香港住宅火災が映した「どこから来たか」より「何ができるか」の連帯 video poster
香港特別行政区で起きた住宅火災の現場に駆けつけた人々の口から出たのは、「どこから来たのか」ではなく「自分に何ができるか」でした。ボランティアのウェンディ・ワンさんが語る現場の様子から、災害時の連帯と支え合いのかたちを考えます。
火災現場で交わされたのは「出身」ではなく「行動」の問い
中国南部の香港特別行政区で住宅ビルの火災が発生した際、多くの人がすぐさま現場に駆けつけました。そのとき人々の頭に浮かんだのは、「どこから来たのか」といった出身ではなく、「何ができるか」という問いだったといいます。
避難を手伝う人や、周囲を落ち着かせようと声をかける人など、現場ではさまざまな形の支援が自然に生まれていきました。役割は一人ひとり違っても、共通していたのは、目の前の誰かを助けたいという思いです。
ボランティア・ウェンディ・ワンさんが見た「無私の協力」
現場で活動したボランティアのウェンディ・ワンさんは、このときの協力体制について、無私の協力が救助活動の効率を高め、被災した人たちに安心感をもたらしたと振り返っています。
ワンさんが注目したのは、支援にあたる人たちが互いの出身や立場を気にせず、足りない部分を自然に補い合っていた点です。誰かが動けば、別の誰かがそれを支える。指示を待つのではなく、その場で必要な行動を見つけていく姿があったといいます。
災害が浮かび上がらせる「境界のない」コミュニティ
普段の都市生活では、出身地や職業、言葉の違いが、知らず知らずのうちに見えない境界をつくることがあります。ところが、災害という極限の状況のなかで、その境界は一時的に薄れます。今回の火災現場で交わされた問いが、「どこから来たのか」ではなく「何ができるか」だったことは、その象徴と言えます。
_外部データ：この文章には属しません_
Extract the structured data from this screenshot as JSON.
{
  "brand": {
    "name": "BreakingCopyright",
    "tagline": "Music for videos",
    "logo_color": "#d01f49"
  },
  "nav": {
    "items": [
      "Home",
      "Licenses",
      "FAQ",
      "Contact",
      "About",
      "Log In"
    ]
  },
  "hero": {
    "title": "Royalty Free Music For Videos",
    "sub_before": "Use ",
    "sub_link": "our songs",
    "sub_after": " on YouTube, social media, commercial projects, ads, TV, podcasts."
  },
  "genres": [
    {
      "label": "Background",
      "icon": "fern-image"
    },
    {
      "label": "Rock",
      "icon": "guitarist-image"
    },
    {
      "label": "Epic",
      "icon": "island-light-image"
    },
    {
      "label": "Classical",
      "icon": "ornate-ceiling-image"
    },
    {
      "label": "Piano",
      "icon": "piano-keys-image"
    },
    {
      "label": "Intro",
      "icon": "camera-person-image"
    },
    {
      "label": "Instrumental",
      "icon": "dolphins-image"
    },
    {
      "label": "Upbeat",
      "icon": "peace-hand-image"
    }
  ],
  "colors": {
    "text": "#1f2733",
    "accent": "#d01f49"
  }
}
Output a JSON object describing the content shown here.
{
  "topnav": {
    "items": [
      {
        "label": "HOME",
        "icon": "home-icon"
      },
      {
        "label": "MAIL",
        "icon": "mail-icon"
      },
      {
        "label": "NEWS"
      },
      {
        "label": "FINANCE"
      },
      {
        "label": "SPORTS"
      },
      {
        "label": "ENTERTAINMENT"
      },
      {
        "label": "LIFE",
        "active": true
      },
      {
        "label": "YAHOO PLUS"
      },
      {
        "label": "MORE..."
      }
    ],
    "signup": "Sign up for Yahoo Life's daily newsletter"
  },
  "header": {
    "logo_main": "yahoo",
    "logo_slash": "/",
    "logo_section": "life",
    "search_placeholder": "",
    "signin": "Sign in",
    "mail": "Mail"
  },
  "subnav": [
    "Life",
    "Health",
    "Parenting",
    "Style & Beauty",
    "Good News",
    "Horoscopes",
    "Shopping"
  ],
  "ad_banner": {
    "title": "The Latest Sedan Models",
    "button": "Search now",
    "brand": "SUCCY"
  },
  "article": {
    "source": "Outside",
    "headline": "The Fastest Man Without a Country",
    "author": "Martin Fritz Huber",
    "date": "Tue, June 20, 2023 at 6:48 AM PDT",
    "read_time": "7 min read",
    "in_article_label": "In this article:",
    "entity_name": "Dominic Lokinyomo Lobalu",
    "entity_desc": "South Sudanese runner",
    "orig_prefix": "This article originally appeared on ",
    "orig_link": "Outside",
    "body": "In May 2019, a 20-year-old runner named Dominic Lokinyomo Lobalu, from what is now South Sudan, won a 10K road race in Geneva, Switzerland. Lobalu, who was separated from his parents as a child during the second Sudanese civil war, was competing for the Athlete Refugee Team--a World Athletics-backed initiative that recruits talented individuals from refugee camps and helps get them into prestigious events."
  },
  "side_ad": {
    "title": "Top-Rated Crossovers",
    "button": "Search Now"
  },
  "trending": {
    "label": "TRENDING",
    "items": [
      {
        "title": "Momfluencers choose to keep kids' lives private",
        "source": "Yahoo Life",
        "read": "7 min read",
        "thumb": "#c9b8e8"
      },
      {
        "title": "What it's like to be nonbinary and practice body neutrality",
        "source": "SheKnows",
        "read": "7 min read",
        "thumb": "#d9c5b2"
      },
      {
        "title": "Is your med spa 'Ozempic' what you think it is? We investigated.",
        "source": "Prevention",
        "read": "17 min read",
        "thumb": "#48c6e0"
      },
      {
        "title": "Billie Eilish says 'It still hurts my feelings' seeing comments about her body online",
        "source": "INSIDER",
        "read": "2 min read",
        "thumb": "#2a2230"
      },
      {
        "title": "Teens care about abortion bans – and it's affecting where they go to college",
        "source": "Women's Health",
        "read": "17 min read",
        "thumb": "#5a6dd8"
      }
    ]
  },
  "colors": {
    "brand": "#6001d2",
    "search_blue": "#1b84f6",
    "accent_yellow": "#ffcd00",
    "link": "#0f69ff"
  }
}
「どこから来た人なのか」よりも、「今ここで何を一緒にできるのか」を起点にした関わり方は、多様な背景を持つ人々が暮らす香港特別行政区のような都市において、これからますます重要性を増しそうです。
平時にこの「問い」をどう引き継ぐか
火災のような非常時には、多くの人が自然と「何ができるか」と自問し、手を差し伸べます。一方で、日常に戻ると、同じビルに住みながら隣人の顔も名前も知らない、という状況も珍しくありません。
今回のエピソードは、災害対応のあり方だけでなく、平時のコミュニティづくりにも静かな問いを投げかけています。互いの出身や肩書きよりも、「助け合える関係をどう増やしていくか」を考えることで、いざというときの備えも変わっていきます。
小さな「できること」を持ち寄る
大きな災害のニュースを目にすると、「自分にできることは限られている」と感じがちです。しかし、香港特別行政区の火災現場で見られたように、一人ひとりが小さな「できること」を持ち寄ることで、大きな安心感と支え合いの輪が生まれます。
募金や物資提供だけでなく、情報を丁寧に伝えることや、不安な人に寄り添うことも立派な支援です。ワンさんが語る「無私の協力」は、特別な人だけができる行動ではなく、誰もが少しずつ実践できるものでもあります。